Pivotal Studies for Bipolar Depression
Approval was based on the results of two identical, eight-week, randomized, double-blind, controlled studies of patients diagnosed with bipolar depression. Zyprexa and fluoxetine in combination (6/25, 6/50, or 12/50 mg/day respectively) were compared to both Zyprexa alone (5 to 20 mg/day) and placebo. The primary outcome was symptom improvement based on the Montgomery-Asberg Depression Rating Scale (MADRS). Both trials showed that combination therapy with Zyprexa and fluoxetine resulted in a statistically significant greater improvement compared to Zyprexa alone and placebo.
In one eight-week controlled trial, combination therapy with Zyprexa and fluoxetine (n=42) was superior to both
Zyprexa monotherapy (n=169) and placebo (n=174) in the reduction of the MADRS total score. -- In a second eight-week controlled trial, combination therapy with Zyprexa and fluoxetine (n=40) was superior to both Zyprexa monotherapy (n=182) and placebo (n=181) in the reduction of MADRS total score. About Treatment-Resistant Depression
It is estimated that up to 35 percent of patients with depression - or approximately two percent of the general population - fail to achieve an adequate response to two respective antidepressant drug therapy attempts. The exact causes of depression and why some people do not respond to initial pharmacological therapy is not known.
About Bipolar Depression
Depressive episodes associated with bipolar I disorder (also known as bipolar depression) refers to the depressive phase of bipolar disorder, a complex mental illness characterized by debilitating swings in mood. The swings range from manic episodes, marked by abnormal euphoria, elation and irritability, to episodes of deep depression, marked by extreme sadness and difficulty functioning.

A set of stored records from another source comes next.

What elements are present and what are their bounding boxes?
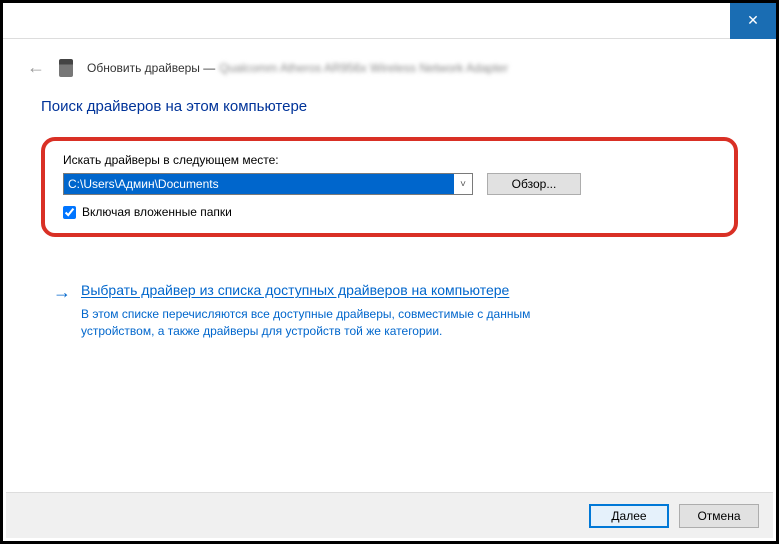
include-subfolders-row[interactable]: Включая вложенные папки	[63, 205, 716, 219]
cancel-button[interactable]: Отмена	[679, 504, 759, 528]
header-device-name: Qualcomm Atheros AR956x Wireless Network…	[219, 61, 508, 75]
close-button[interactable]: ✕	[730, 3, 776, 39]
path-value[interactable]: C:\Users\Админ\Documents	[64, 174, 454, 194]
wizard-footer: Далее Отмена	[6, 492, 773, 538]
path-combobox[interactable]: C:\Users\Админ\Documents ˅	[63, 173, 473, 195]
back-arrow-icon[interactable]: ←	[27, 57, 45, 78]
pick-from-list-link[interactable]: Выбрать драйвер из списка доступных драй…	[81, 281, 601, 300]
device-icon	[59, 59, 73, 77]
path-row: C:\Users\Админ\Documents ˅ Обзор...	[63, 173, 716, 195]
header-action: Обновить драйверы —	[87, 61, 215, 75]
pick-from-list-description: В этом списке перечисляются все доступны…	[81, 306, 601, 340]
browse-button[interactable]: Обзор...	[487, 173, 581, 195]
close-icon: ✕	[747, 12, 759, 29]
include-subfolders-label: Включая вложенные папки	[82, 205, 232, 219]
chevron-down-icon[interactable]: ˅	[454, 179, 472, 190]
include-subfolders-checkbox[interactable]	[63, 206, 76, 219]
search-location-group: Искать драйверы в следующем месте: C:\Us…	[41, 137, 738, 237]
search-label: Искать драйверы в следующем месте:	[63, 153, 716, 167]
pick-from-list-section[interactable]: → Выбрать драйвер из списка доступных др…	[41, 281, 738, 339]
arrow-right-icon: →	[53, 281, 71, 339]
next-button[interactable]: Далее	[589, 504, 669, 528]
titlebar: ✕	[3, 3, 776, 39]
wizard-header: ← Обновить драйверы — Qualcomm Atheros A…	[3, 39, 776, 88]
page-title: Поиск драйверов на этом компьютере	[41, 98, 738, 115]
content-area: Поиск драйверов на этом компьютере Искат…	[3, 88, 776, 357]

Safety Information for Symbyax and Concomitant Use of Zyprexa and Fluoxetine
Symbyax is indicated in the United States for the acute treatment of bipolar depression and treatment-resistant depression in adults. Treatment-resistant depression is defined as major depressive disorder in adults who do not respond to two separate trials of different antidepressants of adequate dose and duration in the current episode.
Antidepressants can increase suicidal thoughts and behaviors in children, teens and young adults. All patients being treated with antidepressants for any indication should be monitored appropriately and observed closely for worsening depression symptoms, unusual changes in behavior or thoughts of suicide. Patients and caregivers should be especially observant within the first few months of treatment or after a change in dose. Symbyax is not approved for children and adolescents.
Symbyax is not approved for the treatment of patients with dementia-related psychosis. Elderly patients with dementia-related psychosis treated with antipsychotic drugs are at an increased risk of death.
In addition, compared to elderly patients with dementia-related psychosis taking a placebo, there was a significantly higher incidence of cerebrovascular adverse events in elderly patients with dementia-related psychosis treated with olanzapine, a component of Symbyax.
Symbyax should not be used with a monoamine oxidase inhibitor (MAOI) or within at least 14 days of discontinuing an MAOI. At least five weeks should be allowed after stopping Symbyax before starting an MAOI. Thioridazine should not be given with Symbyax or within at least five weeks after stopping Symbyax. Concomitant use of Symbyax in patients taking pimozide is contraindicated. Symbyax is contraindicated in patients with known hypersensitivity to the product or any component of the product.